The door presently opened and Garde was bidden to enter. Her heart pounded with tumultuous strokes in her breast. She could barely put one foot before the other. She caught at the door-frame to prop herself up as she entered the dimly-lighted, shadow-haunted room.
Then her gaze leaped swiftly up where the magistrates were sitting. She saw strangers only—men she knew in the town, but not David Donner. She felt she should faint, when one of the men turned about, and she recognized her grandfather, looking feverish, wild-eyed and hardly sane. This was why she had not known him sooner.
“Oh, Grandther!” she suddenly cried. “It’s I! It’s Garde! Oh, save me! Oh, take me home!”

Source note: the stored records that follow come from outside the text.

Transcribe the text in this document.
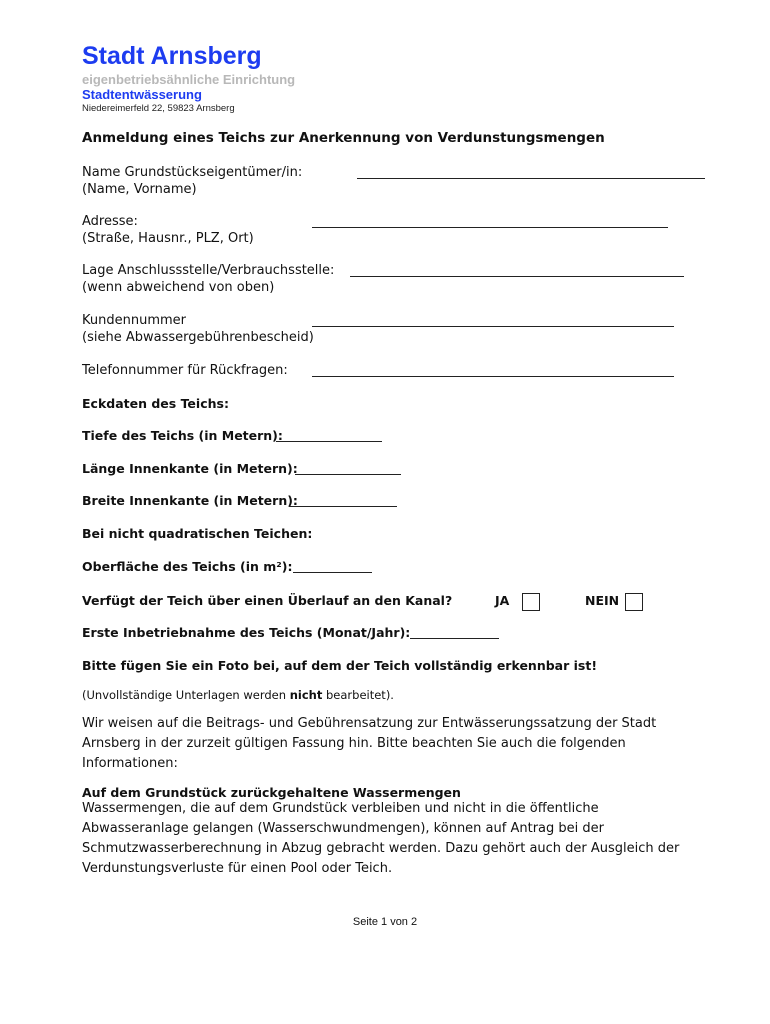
Stadt Arnsberg
eigenbetriebsähnliche Einrichtung
Stadtentwässerung
Niedereimerfeld 22, 59823 Arnsberg
Anmeldung eines Teichs zur Anerkennung von Verdunstungsmengen
Name Grundstückseigentümer/in:
(Name, Vorname)
Adresse:
(Straße, Hausnr., PLZ, Ort)
Lage Anschlussstelle/Verbrauchsstelle:
(wenn abweichend von oben)
Kundennummer
(siehe Abwassergebührenbescheid)
Telefonnummer für Rückfragen:
Eckdaten des Teichs:
Tiefe des Teichs (in Metern):
Länge Innenkante (in Metern):
Breite Innenkante (in Metern):
Bei nicht quadratischen Teichen:
Oberfläche des Teichs (in m²):
Verfügt der Teich über einen Überlauf an den Kanal?	JA	NEIN
Erste Inbetriebnahme des Teichs (Monat/Jahr):
Bitte fügen Sie ein Foto bei, auf dem der Teich vollständig erkennbar ist!
(Unvollständige Unterlagen werden nicht bearbeitet).
Wir weisen auf die Beitrags- und Gebührensatzung zur Entwässerungssatzung der Stadt Arnsberg in der zurzeit gültigen Fassung hin. Bitte beachten Sie auch die folgenden Informationen:
Auf dem Grundstück zurückgehaltene Wassermengen
Wassermengen, die auf dem Grundstück verbleiben und nicht in die öffentliche Abwasseranlage gelangen (Wasserschwundmengen), können auf Antrag bei der Schmutzwasserberechnung in Abzug gebracht werden. Dazu gehört auch der Ausgleich der Verdunstungsverluste für einen Pool oder Teich.
Seite 1 von 2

She flung off Goody’s shawl, and darting forward ran to her grandfather’s side and threw her arms like a child about his neck, where she sobbed hysterically and laughed and begged him to take her away.
The court was smitten with astonishment from which no one could, for the moment, recover.
Randolph had pressed quickly forward. But he now retired again into the shadow.
“What’s this? What’s this?” demanded the chief of the magistrates, sternly. “What business is this? What does this mean? Where is——”
“Witchcraft! A young witch! Cheated! We are cheated! The young witch has cheated us of the old witch!” cried Pinchbecker, shrilly.
“My child! My child!” said David Donner. “This is no witch, fellow-magistrates and friends.”
“She has cheated us of the old witch!” repeated Pinchbecker wildly. “She has daily consorted with a notorious witch. She has aided a witch to escape. She is a witch herself! We know them thus! She is a dangerous witch! She is a terrible young witch!”